In the magnetic head, it is more favorable that the third magnetic layer comprises at least one layer of layers composed of CoNiFe system magnetic material. The third magnetic layer composed of CoNiFe system magnetic material may be such structure that it comprises, in addition to a layer of CoNiFe system magnetic material, a layer of NiFe system magnetic layer laminated with the CoNiFe system magnetic material, and at least one layer of the layers of CoNiFe system magnetic material is allocated so as to contact with the second magnetic layer.
In addition, it is more favorable that the first magnetic layer is composed of a CoNiFe system magnetic material, or a layer of a magnetic material whose main constituent is CoNiFeX, where X is at least one element selected from a group of Cr, Ti, V, Ru, Rh, Pd, Os, Ir and Pt.
Furthermore, in the magnetic head according to the first aspect of the invention, a layer of a non-magnetic material may be provided as a base layer for the first magnetic layer. Favorably, the base layer includes at least one layer of a film of non-magnetic material selected from a group of Ti, Ta, Cr, TiW, TaN, TiN, Mo, Si and SiN. Also, thickness of the base layer may be selected from a scope of 10 nm to 50 nm.
On the other hand, in the magnetic head according to the first aspect of the invention, for example, in case that the third magnetic layer includes a CoNiFe system magnetic material, it is favorable that a layer of a magnetic material of NiFe system alloy is used in the second magnetic layer. Also, it is more favorable that thickness of said second magnetic layer is selected from a scope of 5 nm to 100 nm.

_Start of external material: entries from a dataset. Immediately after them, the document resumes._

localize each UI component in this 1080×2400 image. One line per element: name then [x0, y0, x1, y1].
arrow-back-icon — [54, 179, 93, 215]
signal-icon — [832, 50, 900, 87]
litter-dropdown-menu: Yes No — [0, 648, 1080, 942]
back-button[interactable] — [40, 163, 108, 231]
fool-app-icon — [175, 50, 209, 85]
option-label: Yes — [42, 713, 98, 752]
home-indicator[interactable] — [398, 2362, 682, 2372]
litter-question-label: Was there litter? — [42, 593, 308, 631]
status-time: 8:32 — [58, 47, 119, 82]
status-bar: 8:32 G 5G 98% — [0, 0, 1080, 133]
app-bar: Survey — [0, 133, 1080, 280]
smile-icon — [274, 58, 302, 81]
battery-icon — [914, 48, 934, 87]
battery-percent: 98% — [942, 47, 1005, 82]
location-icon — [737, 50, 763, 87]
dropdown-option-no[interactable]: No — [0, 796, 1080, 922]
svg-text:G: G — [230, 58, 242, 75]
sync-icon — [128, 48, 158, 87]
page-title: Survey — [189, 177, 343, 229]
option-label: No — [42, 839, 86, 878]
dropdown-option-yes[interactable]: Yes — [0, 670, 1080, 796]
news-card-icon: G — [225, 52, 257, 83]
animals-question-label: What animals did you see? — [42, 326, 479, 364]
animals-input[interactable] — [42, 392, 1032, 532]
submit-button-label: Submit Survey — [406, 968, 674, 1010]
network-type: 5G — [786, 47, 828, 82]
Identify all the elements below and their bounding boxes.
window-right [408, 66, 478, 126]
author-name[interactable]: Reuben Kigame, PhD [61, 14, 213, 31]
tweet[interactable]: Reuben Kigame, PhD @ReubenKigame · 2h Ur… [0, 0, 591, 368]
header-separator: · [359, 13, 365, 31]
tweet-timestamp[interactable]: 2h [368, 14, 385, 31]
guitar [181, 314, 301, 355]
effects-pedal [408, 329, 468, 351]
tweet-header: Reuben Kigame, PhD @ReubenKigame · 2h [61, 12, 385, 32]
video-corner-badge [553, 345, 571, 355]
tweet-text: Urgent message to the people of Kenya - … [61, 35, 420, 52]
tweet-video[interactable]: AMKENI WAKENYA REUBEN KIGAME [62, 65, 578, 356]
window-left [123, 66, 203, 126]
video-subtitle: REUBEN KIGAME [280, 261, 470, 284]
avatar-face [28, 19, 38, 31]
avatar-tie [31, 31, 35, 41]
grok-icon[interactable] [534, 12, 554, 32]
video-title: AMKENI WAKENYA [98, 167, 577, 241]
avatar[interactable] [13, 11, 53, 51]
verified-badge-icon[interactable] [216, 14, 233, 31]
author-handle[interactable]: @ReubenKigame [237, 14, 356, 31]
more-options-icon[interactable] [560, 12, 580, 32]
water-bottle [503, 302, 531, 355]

A magnetic head according to the invention may comprise, in addition to the inductive head type recording head, a magnetoresistive effect type read head used when reading record on a magnetic medium. The magnetoresistive effect type read head may be a structure that it comprises a first magnetic shield and a second magnetic shield opposing to each other and an insulating layer isolating between them, and one of the opposing magnetic shields is formed, together with the first magnetic core of the inductive type recording head, into one body. Also, one of the opposing magnetic shields may be used as the first magnetic core of the inductive head type recording head.
According to the second aspect of the invention, a magnetic recording-reproducing device comprises the magnetic head according to the invention installed therein.
According to the third aspect of the invention, a method for making a magnetic head, comprises:
in making the second magnetic core composing said inductive head type recording head, a process for making a first magnetic layer composing the second magnetic core, a second magnetic layer formed on the first magnetic layer, and a third magnetic layer formed to be a desired shape on the second magnetic layer by frame plating comprises the steps of:
forming the first magnetic layer using physical vapor deposition method;
forming the second magnetic layer using physical vapor deposition method;
forming a desired shape of resist frame on the second magnetic layer; and
forming, using the desired shape of resist frame, the third magnetic layer formed by frame plating by electroplating method by supplying electric current at least to the second magnetic layer.